My burris XTR is a 3-16 power and has a mark on the zoom for ranging.
If you get a first focal plane scope it will not matter it will always range correctly at any power level.
August 19, 2007, 03:20 PM
Buy a cope with MOA Reticle, unless you ave military training and are Indoctrinated to that method.
Also you can get a mildot master
August 19, 2007, 05:30 PM
Every scope is different! Some mfgs mark the scopes power ring or tell you in the instructions what power setting to use. But many scopes don't actually magnify the crosshairs along with the image so there is usually only one magnification setting that will work with the mil dots correctly. So you need to go test your scope (even if your scope mfg tells you what power setting to use - just to verify). Go to the range and place a target 100yrds of a known size...preferrably one that will span exacly two mil dots. I'd alternatie colors every 1/2 mil. Check the scopes power settings till that target reads exactly 2 mil dots. Mark your power ring. Check other power settings see what happens. Its tricky but understanding your equipment will be vital making a long range shot using your mil dots to estimate range. Next you'll need to learn to correctly estimate the size of objects at long ranges or these wonderful mil dots won't do you any good.
August 19, 2007, 05:32 PM
Okay...time to introduce some confusion. Depends on whether the reticle is in the front focal plane or rear. If it is in the front focal plane, it will range the same at all magnifications. The downside is the reticle will seem really big or small depending on the power.

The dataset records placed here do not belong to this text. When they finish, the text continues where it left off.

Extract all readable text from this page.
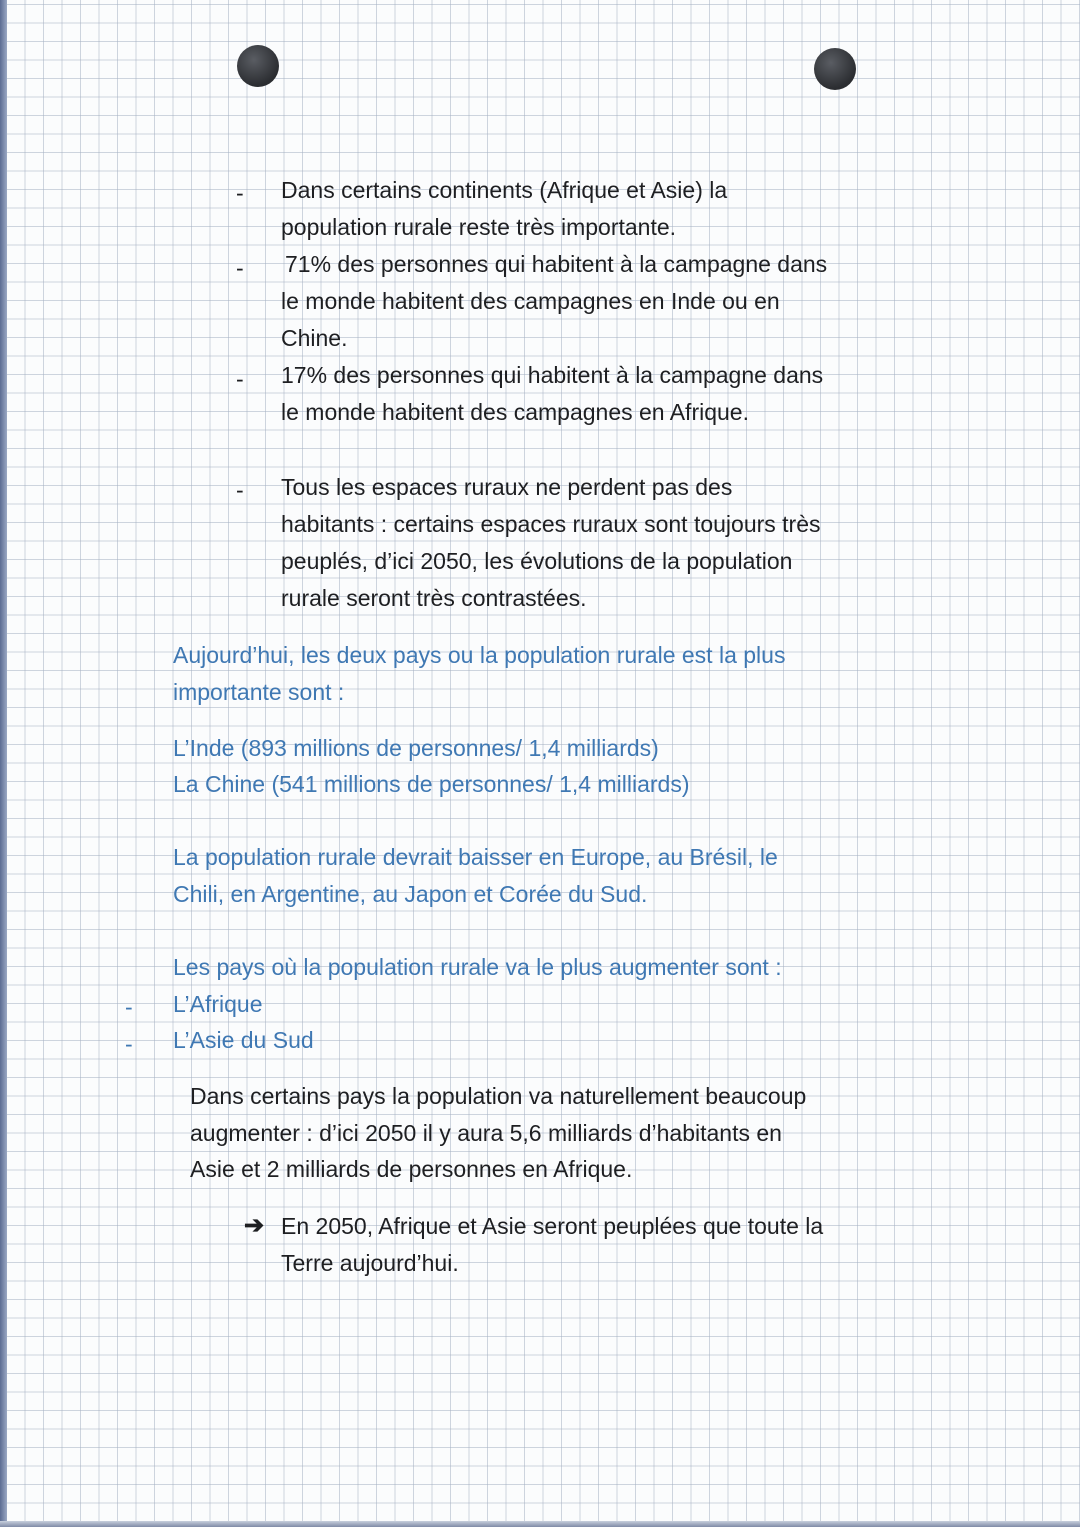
- Dans certains continents (Afrique et Asie) la
population rurale reste très importante.
- 71% des personnes qui habitent à la campagne dans
le monde habitent des campagnes en Inde ou en
Chine.
- 17% des personnes qui habitent à la campagne dans
le monde habitent des campagnes en Afrique.
- Tous les espaces ruraux ne perdent pas des
habitants : certains espaces ruraux sont toujours très
peuplés, d’ici 2050, les évolutions de la population
rurale seront très contrastées.
Aujourd’hui, les deux pays ou la population rurale est la plus
importante sont :
L’Inde (893 millions de personnes/ 1,4 milliards)
La Chine (541 millions de personnes/ 1,4 milliards)
La population rurale devrait baisser en Europe, au Brésil, le
Chili, en Argentine, au Japon et Corée du Sud.
Les pays où la population rurale va le plus augmenter sont :
- L’Afrique
- L’Asie du Sud
Dans certains pays la population va naturellement beaucoup
augmenter : d’ici 2050 il y aura 5,6 milliards d’habitants en
Asie et 2 milliards de personnes en Afrique.
➔ En 2050, Afrique et Asie seront peuplées que toute la
Terre aujourd’hui.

If it is in the rear focal plane, the reticle will appear the same size and be more precise at high power and bolder at low magnification, but only range at 1 power (usually the highest).
My Leupold 6.5X20 has a mildot reticle in the rear plane. It didn't say what power it ranged at so I had to figure it out myself by marking a stake in 3.9" increments and placing it at 100yds. Turns out mine ranges at 12 power, not 10 or 20. Leupold is introducing front focal plane reticles on some scopes now.